Wacheh notes that the imposition of the general lockdown and the curfew have caused conflict within the same family. This prompted the directors and directors participating in the carnival to focus on this development, by monitoring the new life situation in the Gaza Strip.

She added that the films also deal with the health reality that women experience in light of the Coronavirus pandemic, and highlight the need to support the cinematic production of Palestinian women, promote the cinematic movement in the Gaza Strip, and encourage filmmakers and filmmakers to innovate.

For her part, Director of the Center for Women’s Affairs, Amal Siam, highlights the importance of various cinematic and creative works in promoting the total rejection of all forms of violence against women, and the pressure to demand the passage of the Family Protection Law from Violence.

The screening of 10 films in early December at the Film Carnival in Gaza, organized by the Center for Women’s Affairs, funded by the United Nations Democracy Fund (German)

Corona compounds the suffering

Seyam notes that organizing the film carnival aimed to shed light on the most important issues that women suffer from in Palestinian society, especially in light of the exceptional circumstances they suffer in light of the spread of the Corona pandemic.

She noted that the films participating in the carnival focused on many issues, such as emigration of husbands, polygamy, forcing women to marry, deprivation of inheritance, violence and discrimination against women, and their struggle in the face of poverty and male culture.

27 ideas were submitted to this year’s Film Carnival Competition, 15 of which were selected, and after production 10 films were selected for screening at the Carnival; However, these attempts to produce films and address the deterioration in the Gaza Strip are facing enormous difficulties and challenges due to the lack of funding and the weakness of the local film industry.

Film industry attempts

The Gaza Strip has been suffering from a strict Israeli blockade since mid-2007, and its population of nearly two million people is facing severe impacts on the economic and humanitarian conditions for them.

Cinema was thriving in Gaza in the 1950s, when the coastal strip was under Egyptian control.
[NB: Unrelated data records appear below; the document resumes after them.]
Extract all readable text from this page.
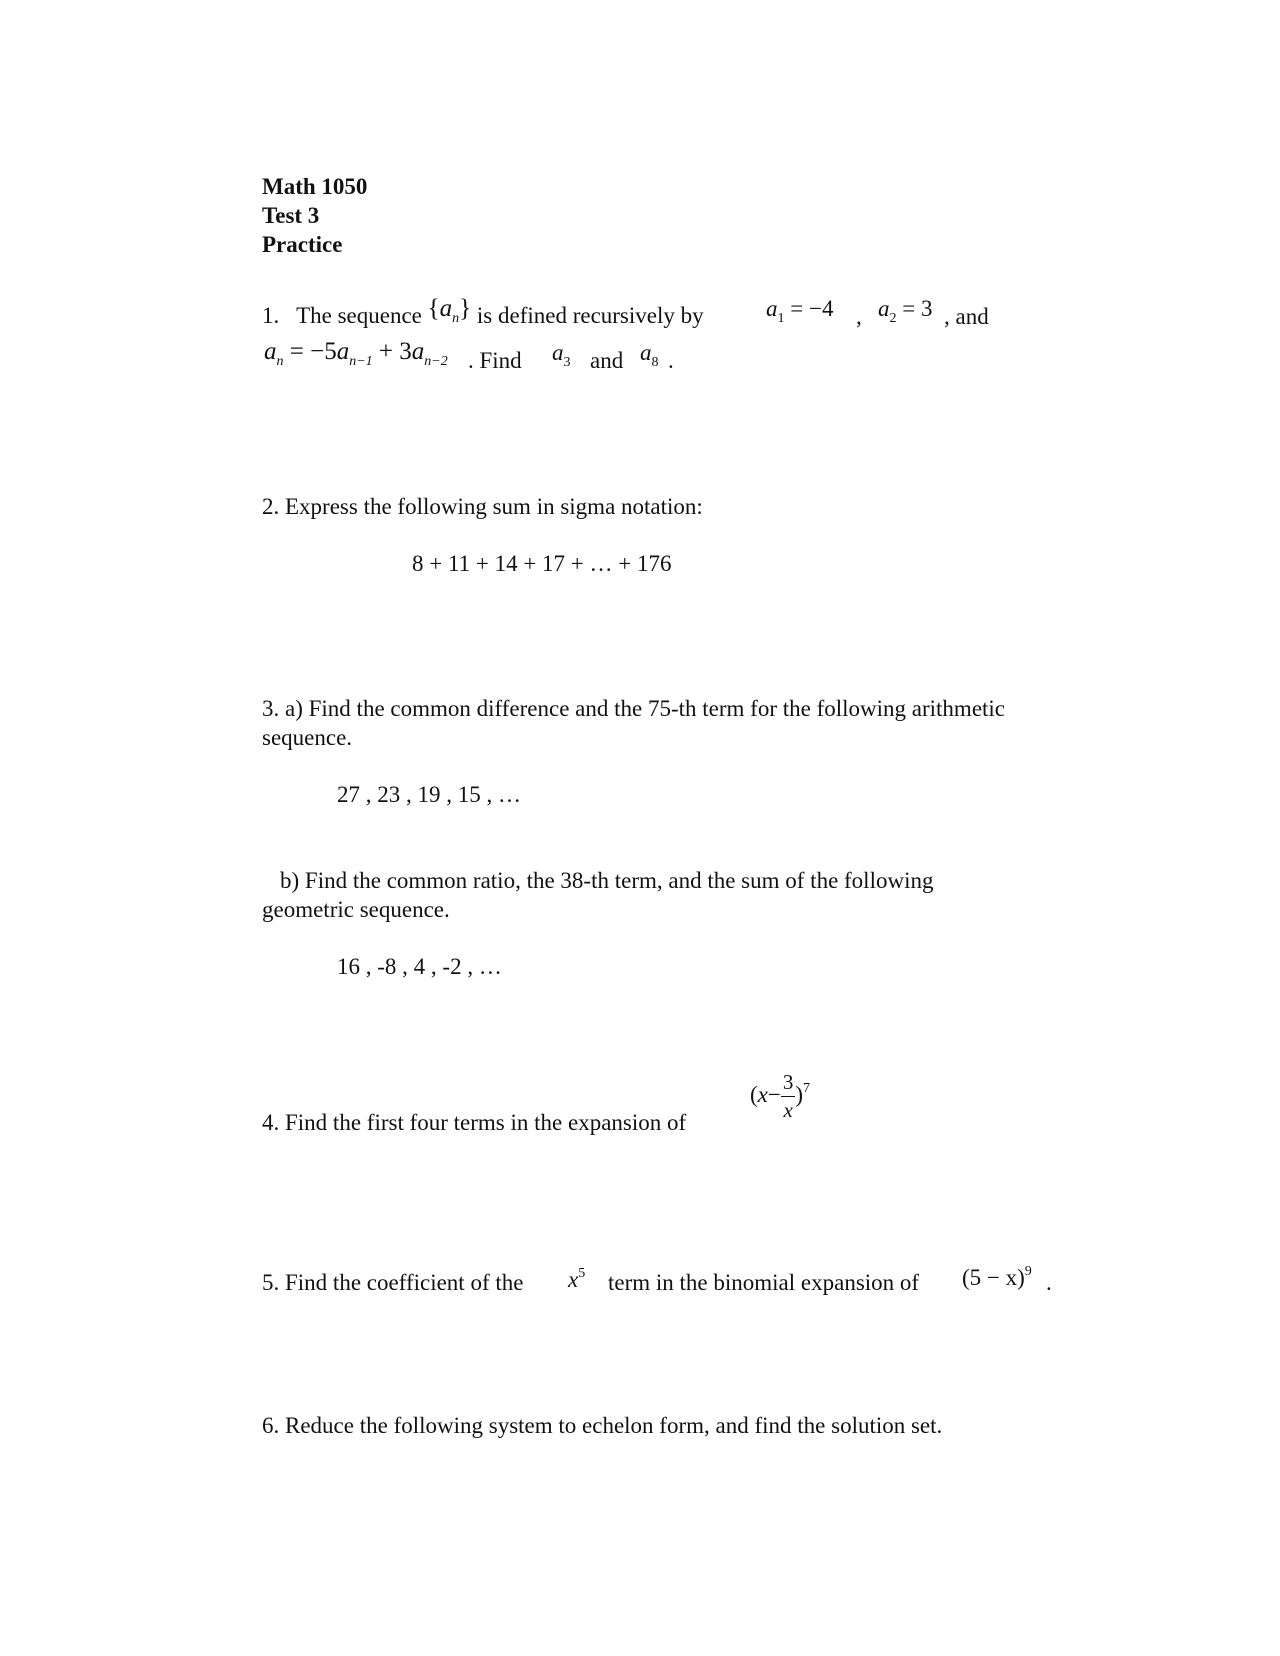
Math 1050
Test 3
Practice
1. The sequence $\{a_n\}$ is defined recursively by	$a_1 = -4$ , $a_2 = 3$ , and
$a_n = -5a_{n-1} + 3a_{n-2}$ . Find $a_3$ and $a_8$ .
2. Express the following sum in sigma notation:
8 + 11 + 14 + 17 + … + 176
3. a) Find the common difference and the 75-th term for the following arithmetic
sequence.
27 , 23 , 19 , 15 , …
b) Find the common ratio, the 38-th term, and the sum of the following
geometric sequence.
16 , -8 , 4 , -2 , …
4. Find the first four terms in the expansion of
$(x- \frac{3}{x} )^7$
5. Find the coefficient of the $x^5$ term in the binomial expansion of $(5 - x)^9$ .
6. Reduce the following system to echelon form, and find the solution set.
At that time, Gazans used to go to cinemas to watch various Arab and foreign films.

The old “Cinema Victory” building in central Gaza bears witness to the length of the cut in the city cinema, amid worn film posters and burning walls.

Gaza filmmaker Saud Muhanna says that attempts to make cinema in Gaza are still restricted in the absence of production companies. So we always see films with strong ideas and poor implementation.

Muhanna added that “the film industry in its true form is not the only one absent from Gaza, which lacks cinemas, and the old screening buildings have become abandoned after it witnessed the last show a quarter of a century ago.”

Most of the cinemas and theaters in Gaza were forced to close their doors in 1987, after the outbreak of the first Palestinian intifada, and the emergence of difficult economic conditions. When the Palestinian Authority was established in 1994, two galleries were reopened in Gaza. But they soon closed their doors in 1996.